Hi Victor/ Rusmin
I’m looking at CapitaLand FY2019 AR, on page 53, there are two debt ratios used (ICR &ISR). What are the difference between these two ratios?
ICR uses the EBITDA divided by interest expense while ISR uses Operating Cashflow before Interest and tax divided by interest expense.
Just to build-on. For ICR, it s EBIT being used and not EBITDA. EBIT is also more conservative as depreciation and amortisation have been included.
Between ICR and ISR, the latter seems to more stringent since it looks at how many times the OCF can cover the interest, but it seems appropriate only if the business that collects cash quickly (e.g. grocer)?

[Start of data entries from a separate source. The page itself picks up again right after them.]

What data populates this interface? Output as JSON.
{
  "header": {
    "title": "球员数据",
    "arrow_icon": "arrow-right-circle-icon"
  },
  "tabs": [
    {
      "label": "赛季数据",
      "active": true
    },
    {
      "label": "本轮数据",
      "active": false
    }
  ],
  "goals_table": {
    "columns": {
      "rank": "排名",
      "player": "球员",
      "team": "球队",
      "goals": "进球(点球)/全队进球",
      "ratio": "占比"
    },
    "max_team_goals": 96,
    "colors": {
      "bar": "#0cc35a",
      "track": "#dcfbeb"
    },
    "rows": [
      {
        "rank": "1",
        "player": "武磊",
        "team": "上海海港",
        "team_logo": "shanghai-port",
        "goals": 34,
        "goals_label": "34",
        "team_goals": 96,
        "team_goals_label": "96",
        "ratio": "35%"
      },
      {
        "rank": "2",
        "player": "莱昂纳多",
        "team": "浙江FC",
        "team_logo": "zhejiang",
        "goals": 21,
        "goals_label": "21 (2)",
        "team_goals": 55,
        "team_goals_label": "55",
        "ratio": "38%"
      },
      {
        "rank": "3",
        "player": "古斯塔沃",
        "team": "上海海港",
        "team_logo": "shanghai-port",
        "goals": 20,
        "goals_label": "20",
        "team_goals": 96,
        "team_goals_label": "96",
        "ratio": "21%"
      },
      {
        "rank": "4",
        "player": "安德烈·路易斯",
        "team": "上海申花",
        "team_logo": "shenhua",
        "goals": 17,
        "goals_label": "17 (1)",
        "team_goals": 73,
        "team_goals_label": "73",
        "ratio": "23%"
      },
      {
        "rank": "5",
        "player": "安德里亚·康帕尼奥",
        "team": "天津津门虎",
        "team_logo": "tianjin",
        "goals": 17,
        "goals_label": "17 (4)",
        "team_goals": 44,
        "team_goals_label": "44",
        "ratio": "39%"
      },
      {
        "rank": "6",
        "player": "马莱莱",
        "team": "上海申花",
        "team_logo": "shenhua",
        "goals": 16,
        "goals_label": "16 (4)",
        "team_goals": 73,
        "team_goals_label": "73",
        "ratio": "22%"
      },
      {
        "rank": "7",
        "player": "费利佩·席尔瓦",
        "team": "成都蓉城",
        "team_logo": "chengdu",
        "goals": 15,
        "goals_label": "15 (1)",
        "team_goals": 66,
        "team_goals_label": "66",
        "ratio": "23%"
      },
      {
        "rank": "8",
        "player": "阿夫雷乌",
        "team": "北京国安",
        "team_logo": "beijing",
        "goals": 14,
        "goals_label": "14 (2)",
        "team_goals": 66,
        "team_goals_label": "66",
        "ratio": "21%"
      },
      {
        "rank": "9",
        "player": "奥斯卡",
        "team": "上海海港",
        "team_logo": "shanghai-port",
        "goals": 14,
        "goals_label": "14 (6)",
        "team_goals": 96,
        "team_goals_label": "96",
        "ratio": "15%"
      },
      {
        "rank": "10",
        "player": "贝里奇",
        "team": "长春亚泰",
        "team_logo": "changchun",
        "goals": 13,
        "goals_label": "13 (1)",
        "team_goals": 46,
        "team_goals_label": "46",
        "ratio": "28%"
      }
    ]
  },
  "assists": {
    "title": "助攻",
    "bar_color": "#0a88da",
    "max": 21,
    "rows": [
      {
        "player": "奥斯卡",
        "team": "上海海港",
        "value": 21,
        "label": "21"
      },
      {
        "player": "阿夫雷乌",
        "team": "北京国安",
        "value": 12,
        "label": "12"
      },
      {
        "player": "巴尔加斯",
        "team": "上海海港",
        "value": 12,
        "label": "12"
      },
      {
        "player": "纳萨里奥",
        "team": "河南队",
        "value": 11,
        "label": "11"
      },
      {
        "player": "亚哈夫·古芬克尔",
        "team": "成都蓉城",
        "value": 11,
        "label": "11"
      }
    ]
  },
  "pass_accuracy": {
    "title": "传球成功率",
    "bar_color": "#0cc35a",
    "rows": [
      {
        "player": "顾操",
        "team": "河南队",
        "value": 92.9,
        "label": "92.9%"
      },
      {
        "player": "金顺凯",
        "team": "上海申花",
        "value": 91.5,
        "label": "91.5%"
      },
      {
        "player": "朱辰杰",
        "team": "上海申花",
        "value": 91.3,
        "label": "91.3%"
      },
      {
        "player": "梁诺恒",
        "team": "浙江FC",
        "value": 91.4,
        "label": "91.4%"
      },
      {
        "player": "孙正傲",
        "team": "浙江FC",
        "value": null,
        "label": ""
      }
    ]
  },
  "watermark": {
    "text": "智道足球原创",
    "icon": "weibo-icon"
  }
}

1.Yes you are right that typical ICR uses EBIT but in Capitaland case, they uses EBITDA.
2.Personally, I prefer ISR as it is more stringent as what you have mentioned.
Thanks Victor and Wilfred for the replies.
Would like to also ask if an PB should be used during valuation, since it’s a property business and hence asset heavy? Otherwise, what else do you advise to use during valuation?
Thanks in advance!
Yes for company like Capitaland that is asset heavy, you can use PB ratio for valuation. You just have to plot the PB chart and find out what is their average PB ratio.
I have another question related to CapitaLand’s FS. It’s about other operating income and other operating expenses (in the income statement).
In the notes to financial statement, the line items that make up these two are mainly mark to market/ impairment loss/ gain/loss on disposal etc. While we typically take these away (by lumping these in ‘extraordinary items’ in the spreadsheet, the nature of the property/ developer business seems to make these more ‘ordinary’. Would you advise to included these? If so, what should be included in the ‘extraordinary items’ in the spreadsheet.
Thanks very much again!
I hope you don’t mind the many questions. Would like to seek clarifications on the questions below too:
-With reference to CapitaLand AR2010, under note 23, it states that the number of issued and fully paid shares as at 31 Dec 2010 was 4,262.4 mil. However, on page 100, it states that the number was 4,262.9 mil. May I know why the difference between the two numbers? I noticed that this was so in AR2009 too.
-For companies like CapitaLand whose financial year ends in Dec every year, which share price should I extract from the share price history every year (for use in the excel template)?
No worries, just keep your questions coming. I am more than happy to answer them.
- The share count of 4262.4m is based on the date ended 31 Dec 2010 while 4262.9m is based on date ended 28 Feb 2011. The later may be due to share option exercise. Do note that when we do investing, we usually take the rough figure, hence, there is not much difference if you take any of the two share count. Unless, it is a big difference then you take the more conservative figure.